Your computer and phone are secure because there are teams of engineers at companies like Apple and Google working to make them secure, he said, holding up his own iPhone. With “smart” devices, there are often external teams who build libraries on the fly and then disband. You also replace your phone every two years which ensures updated security, but replace your car every 10 years, your refrigerator 25 years and your thermostat, well, never.

The effect is colossal: there is a fundamental difference between what happens when a spreadsheet crashes and a car or pacemaker crashes.

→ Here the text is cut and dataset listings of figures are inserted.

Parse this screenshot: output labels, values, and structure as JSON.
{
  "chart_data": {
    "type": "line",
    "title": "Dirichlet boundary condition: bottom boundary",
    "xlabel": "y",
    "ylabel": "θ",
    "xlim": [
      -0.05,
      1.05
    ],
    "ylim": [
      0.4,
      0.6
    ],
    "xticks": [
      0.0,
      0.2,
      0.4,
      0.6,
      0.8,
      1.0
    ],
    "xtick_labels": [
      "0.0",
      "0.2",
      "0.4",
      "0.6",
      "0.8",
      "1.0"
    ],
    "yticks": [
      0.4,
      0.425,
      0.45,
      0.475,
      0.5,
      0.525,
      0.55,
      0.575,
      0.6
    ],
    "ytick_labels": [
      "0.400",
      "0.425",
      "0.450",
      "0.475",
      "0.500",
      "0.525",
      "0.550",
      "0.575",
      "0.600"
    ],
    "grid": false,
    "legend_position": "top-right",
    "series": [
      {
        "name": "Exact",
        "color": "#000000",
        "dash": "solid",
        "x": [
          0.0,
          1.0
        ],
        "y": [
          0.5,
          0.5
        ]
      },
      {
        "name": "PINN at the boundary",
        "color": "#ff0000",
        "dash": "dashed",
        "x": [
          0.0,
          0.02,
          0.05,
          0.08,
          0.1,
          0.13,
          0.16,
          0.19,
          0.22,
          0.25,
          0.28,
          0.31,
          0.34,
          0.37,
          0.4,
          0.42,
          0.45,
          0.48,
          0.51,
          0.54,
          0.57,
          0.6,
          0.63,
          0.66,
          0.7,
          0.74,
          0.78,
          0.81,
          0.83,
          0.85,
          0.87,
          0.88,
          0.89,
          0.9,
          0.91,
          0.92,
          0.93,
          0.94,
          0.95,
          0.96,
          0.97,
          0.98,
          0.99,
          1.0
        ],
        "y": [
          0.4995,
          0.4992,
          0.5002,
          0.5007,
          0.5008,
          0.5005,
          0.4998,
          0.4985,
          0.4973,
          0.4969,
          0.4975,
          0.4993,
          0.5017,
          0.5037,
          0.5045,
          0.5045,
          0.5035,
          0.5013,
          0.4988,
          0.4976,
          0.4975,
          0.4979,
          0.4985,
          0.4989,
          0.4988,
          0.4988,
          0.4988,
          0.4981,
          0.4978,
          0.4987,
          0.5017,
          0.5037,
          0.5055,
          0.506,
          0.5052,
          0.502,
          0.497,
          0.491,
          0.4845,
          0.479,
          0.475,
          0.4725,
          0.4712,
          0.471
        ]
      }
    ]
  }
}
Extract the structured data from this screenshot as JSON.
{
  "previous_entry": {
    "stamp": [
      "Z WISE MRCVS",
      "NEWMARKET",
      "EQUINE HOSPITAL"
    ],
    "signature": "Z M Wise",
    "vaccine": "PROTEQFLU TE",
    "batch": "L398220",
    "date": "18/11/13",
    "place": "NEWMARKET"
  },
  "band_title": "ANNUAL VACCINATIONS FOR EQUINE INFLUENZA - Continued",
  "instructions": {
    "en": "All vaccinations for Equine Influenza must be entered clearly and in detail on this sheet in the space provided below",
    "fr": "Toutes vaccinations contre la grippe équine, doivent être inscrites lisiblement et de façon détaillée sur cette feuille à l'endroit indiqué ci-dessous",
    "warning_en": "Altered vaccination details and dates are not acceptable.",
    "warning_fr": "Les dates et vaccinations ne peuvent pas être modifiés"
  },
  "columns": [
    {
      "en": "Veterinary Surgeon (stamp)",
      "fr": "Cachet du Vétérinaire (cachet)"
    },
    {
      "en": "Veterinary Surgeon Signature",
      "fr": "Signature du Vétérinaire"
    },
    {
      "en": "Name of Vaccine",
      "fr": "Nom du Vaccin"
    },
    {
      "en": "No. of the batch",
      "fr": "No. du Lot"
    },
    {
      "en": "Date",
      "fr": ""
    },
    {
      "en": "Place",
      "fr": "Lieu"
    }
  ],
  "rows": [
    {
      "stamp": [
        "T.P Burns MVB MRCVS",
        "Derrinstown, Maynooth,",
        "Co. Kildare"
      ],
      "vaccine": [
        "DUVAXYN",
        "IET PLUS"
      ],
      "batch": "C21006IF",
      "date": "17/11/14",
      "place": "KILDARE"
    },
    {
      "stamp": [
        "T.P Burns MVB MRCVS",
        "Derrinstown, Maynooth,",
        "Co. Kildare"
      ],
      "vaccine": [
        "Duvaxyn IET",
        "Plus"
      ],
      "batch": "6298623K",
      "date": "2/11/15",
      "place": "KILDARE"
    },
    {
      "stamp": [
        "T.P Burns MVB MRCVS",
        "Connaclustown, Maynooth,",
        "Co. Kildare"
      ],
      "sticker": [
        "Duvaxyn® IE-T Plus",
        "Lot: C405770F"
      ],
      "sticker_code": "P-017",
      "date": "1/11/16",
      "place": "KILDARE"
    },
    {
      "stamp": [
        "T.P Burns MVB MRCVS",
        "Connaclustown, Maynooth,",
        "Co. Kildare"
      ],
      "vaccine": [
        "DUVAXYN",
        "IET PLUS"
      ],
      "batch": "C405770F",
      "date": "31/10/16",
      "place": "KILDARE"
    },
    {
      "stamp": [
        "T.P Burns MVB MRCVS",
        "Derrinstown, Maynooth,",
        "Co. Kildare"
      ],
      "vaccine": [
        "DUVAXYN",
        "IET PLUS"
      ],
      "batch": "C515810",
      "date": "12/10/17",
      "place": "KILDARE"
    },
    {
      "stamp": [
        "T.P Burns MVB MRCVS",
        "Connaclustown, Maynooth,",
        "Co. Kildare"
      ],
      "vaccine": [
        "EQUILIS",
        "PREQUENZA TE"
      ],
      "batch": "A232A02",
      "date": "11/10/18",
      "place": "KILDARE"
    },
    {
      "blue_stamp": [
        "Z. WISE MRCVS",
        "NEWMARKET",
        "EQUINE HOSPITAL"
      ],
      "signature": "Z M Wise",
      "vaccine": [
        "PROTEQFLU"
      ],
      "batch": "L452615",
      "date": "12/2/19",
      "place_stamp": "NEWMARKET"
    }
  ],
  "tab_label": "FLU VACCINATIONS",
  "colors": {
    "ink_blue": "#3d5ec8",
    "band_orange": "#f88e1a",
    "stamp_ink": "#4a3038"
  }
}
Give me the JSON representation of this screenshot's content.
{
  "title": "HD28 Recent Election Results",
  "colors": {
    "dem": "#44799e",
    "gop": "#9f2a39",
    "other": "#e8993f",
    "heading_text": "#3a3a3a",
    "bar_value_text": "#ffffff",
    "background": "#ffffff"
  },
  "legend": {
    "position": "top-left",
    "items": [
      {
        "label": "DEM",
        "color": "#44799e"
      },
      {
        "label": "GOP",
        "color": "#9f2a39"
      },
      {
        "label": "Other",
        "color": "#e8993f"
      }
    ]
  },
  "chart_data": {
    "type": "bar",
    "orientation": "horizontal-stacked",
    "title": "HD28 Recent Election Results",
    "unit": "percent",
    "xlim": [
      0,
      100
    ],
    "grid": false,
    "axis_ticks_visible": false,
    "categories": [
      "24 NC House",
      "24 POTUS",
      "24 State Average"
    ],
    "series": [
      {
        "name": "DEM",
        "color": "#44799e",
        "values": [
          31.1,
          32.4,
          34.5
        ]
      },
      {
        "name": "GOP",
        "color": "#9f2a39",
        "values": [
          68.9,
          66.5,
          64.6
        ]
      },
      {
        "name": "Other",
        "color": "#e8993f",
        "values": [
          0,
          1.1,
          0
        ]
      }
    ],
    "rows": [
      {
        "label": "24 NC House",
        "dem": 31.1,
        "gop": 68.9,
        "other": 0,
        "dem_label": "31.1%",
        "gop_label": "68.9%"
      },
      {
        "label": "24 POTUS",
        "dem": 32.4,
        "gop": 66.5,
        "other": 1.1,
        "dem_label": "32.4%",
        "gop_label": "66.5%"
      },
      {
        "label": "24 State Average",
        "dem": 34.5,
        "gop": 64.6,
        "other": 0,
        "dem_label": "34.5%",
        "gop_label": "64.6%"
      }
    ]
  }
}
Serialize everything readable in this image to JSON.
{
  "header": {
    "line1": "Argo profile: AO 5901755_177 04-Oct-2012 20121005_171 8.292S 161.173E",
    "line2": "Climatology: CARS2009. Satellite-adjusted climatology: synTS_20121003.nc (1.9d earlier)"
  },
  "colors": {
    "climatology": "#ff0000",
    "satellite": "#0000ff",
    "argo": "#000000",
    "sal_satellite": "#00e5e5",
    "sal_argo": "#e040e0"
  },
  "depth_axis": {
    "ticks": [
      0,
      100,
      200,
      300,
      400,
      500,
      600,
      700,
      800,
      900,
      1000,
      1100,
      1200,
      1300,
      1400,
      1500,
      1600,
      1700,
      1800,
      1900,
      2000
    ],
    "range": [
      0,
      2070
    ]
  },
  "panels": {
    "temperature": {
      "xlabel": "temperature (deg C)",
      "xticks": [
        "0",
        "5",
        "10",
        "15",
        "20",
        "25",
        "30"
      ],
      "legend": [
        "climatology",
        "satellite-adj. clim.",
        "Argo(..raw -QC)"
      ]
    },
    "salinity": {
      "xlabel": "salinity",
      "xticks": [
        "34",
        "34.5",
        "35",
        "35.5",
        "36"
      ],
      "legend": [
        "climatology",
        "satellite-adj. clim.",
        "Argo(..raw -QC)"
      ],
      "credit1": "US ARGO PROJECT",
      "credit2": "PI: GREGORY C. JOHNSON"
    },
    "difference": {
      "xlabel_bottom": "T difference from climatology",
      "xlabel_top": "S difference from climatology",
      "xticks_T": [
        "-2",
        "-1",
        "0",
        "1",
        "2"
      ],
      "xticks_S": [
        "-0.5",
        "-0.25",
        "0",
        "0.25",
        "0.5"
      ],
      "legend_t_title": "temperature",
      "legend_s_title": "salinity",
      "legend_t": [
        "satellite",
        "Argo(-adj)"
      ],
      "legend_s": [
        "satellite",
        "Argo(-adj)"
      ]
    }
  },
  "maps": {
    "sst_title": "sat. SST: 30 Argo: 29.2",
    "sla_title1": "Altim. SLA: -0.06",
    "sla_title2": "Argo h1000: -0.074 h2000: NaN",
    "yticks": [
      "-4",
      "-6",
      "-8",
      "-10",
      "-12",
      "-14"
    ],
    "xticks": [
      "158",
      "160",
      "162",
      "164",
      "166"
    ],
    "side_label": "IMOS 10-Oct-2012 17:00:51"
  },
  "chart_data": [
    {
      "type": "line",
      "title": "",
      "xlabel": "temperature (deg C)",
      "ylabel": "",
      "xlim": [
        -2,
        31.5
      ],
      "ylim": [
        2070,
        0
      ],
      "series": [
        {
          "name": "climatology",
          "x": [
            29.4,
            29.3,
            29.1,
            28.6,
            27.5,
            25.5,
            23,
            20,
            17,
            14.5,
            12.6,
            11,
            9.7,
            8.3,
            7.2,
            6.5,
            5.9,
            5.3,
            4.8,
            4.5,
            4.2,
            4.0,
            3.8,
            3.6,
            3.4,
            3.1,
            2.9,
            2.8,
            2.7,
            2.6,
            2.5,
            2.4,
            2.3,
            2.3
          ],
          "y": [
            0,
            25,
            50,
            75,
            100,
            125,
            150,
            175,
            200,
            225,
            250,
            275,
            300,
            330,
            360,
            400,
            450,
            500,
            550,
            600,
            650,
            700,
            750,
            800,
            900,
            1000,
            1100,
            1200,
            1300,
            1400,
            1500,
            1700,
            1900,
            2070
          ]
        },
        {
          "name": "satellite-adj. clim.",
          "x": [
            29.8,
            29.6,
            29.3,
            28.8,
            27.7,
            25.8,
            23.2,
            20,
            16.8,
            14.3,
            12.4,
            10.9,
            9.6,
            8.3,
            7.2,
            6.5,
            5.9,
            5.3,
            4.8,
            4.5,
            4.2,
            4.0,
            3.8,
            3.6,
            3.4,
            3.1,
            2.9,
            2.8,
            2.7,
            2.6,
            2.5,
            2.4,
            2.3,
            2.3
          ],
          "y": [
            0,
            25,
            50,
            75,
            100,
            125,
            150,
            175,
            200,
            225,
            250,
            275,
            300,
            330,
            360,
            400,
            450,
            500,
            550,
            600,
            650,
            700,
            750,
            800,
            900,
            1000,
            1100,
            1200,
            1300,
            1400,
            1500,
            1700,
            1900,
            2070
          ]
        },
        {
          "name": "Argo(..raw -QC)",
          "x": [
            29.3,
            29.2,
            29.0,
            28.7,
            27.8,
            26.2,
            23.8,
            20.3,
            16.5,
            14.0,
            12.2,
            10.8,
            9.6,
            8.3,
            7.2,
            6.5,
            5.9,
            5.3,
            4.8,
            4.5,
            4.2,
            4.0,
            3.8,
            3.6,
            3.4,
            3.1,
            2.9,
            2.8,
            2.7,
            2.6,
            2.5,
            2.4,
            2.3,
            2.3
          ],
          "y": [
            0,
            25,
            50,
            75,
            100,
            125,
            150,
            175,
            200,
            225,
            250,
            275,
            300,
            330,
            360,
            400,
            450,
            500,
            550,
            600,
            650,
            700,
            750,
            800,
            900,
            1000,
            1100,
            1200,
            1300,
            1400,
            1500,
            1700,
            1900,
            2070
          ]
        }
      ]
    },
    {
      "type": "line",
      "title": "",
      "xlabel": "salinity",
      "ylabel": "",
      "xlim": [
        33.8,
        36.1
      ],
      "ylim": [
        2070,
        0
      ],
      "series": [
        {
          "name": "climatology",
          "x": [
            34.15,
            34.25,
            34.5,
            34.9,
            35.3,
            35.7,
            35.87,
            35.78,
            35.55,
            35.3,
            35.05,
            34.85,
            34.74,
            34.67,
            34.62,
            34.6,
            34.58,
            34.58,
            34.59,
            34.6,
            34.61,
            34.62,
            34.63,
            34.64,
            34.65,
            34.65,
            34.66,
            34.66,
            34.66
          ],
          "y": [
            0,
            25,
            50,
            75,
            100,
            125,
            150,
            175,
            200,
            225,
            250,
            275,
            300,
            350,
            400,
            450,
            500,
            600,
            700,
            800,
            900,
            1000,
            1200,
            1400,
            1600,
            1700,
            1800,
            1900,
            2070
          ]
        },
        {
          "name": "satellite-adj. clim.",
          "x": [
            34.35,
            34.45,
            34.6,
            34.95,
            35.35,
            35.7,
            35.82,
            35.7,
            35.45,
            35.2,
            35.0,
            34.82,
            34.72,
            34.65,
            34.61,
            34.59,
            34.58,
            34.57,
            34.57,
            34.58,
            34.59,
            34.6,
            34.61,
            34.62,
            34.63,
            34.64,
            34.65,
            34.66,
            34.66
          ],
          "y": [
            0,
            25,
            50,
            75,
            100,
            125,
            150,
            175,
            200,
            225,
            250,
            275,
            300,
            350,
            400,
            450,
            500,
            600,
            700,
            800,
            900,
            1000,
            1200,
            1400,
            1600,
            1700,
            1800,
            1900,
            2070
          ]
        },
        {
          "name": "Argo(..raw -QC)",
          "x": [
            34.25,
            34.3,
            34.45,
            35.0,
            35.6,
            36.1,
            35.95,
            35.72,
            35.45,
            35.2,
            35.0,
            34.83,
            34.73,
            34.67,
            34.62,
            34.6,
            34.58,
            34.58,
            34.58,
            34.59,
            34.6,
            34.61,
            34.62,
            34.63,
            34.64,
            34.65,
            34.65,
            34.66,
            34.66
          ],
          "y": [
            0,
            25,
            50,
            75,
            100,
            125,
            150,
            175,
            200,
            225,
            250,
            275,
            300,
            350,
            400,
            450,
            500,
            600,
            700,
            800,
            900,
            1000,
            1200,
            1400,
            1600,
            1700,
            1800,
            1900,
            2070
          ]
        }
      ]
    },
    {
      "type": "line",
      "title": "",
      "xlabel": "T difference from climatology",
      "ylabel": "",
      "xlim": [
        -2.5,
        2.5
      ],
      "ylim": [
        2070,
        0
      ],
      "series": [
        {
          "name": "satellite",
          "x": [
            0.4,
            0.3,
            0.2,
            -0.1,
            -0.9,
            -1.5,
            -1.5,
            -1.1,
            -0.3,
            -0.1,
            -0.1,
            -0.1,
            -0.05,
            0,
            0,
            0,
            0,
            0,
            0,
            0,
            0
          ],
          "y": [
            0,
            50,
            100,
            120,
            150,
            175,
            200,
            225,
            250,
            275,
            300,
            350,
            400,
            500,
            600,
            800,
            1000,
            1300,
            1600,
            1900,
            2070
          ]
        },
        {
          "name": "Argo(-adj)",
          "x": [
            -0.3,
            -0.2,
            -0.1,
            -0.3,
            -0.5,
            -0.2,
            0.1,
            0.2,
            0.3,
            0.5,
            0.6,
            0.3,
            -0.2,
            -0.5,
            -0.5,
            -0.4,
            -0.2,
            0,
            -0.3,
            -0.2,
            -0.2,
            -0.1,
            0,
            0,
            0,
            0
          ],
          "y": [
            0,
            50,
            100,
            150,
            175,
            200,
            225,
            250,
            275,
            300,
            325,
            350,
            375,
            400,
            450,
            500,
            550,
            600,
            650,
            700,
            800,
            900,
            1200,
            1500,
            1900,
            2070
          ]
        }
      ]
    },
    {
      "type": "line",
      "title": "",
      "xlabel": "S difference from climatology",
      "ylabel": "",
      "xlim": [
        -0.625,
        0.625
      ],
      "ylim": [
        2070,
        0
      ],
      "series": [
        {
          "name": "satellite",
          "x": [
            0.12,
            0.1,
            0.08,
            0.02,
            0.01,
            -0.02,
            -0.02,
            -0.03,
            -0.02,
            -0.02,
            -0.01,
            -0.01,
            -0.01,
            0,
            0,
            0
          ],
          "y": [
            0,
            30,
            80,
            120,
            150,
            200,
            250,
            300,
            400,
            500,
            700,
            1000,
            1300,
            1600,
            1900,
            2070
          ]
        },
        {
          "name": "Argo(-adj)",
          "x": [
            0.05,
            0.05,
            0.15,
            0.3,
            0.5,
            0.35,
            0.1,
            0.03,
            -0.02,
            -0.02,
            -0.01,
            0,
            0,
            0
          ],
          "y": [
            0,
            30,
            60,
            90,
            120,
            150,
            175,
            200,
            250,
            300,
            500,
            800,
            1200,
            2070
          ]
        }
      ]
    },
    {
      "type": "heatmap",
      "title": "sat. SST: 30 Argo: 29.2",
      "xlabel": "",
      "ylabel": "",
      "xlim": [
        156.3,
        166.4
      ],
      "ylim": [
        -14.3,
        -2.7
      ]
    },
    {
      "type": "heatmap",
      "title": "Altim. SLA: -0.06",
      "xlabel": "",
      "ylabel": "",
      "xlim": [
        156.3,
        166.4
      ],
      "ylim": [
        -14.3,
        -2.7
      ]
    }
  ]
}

From the standpoint of security professionals “it’s the same thing, for the rest of the world it’s not.”

That’s where he expects the government to come in. He predicts that the first line of intervention will be through the courts — most likely liabilities and tort law — with congress following.

“Nothing motivates the U.S. government like fear,” he says. So the open-source community must connect with lawmakers because there’s “smart government involvement and stupid government involvement. You can imagine a liability regime that would kill open source.”

His talk was in step with the earlier keynote by Jim Zemlin, the Linux Foundation’s executive director, who said that the cyber security should be at the forefront of everyone’s agenda.

Schneier made a plea for the open-source community to get involved with policy before it’s too late. He pitched the idea of an iOT security regulatory agency in the hopes of getting new expertise and control over the ever-shifting tech landscape.

“We build tech because it’s cool. We don’t design our future, we just see what happens. We need to make moral and ethical decisions about how we want to work.”

“This is a horribly contentious idea but my worry is that the alternatives aren’t viable any longer,” he said.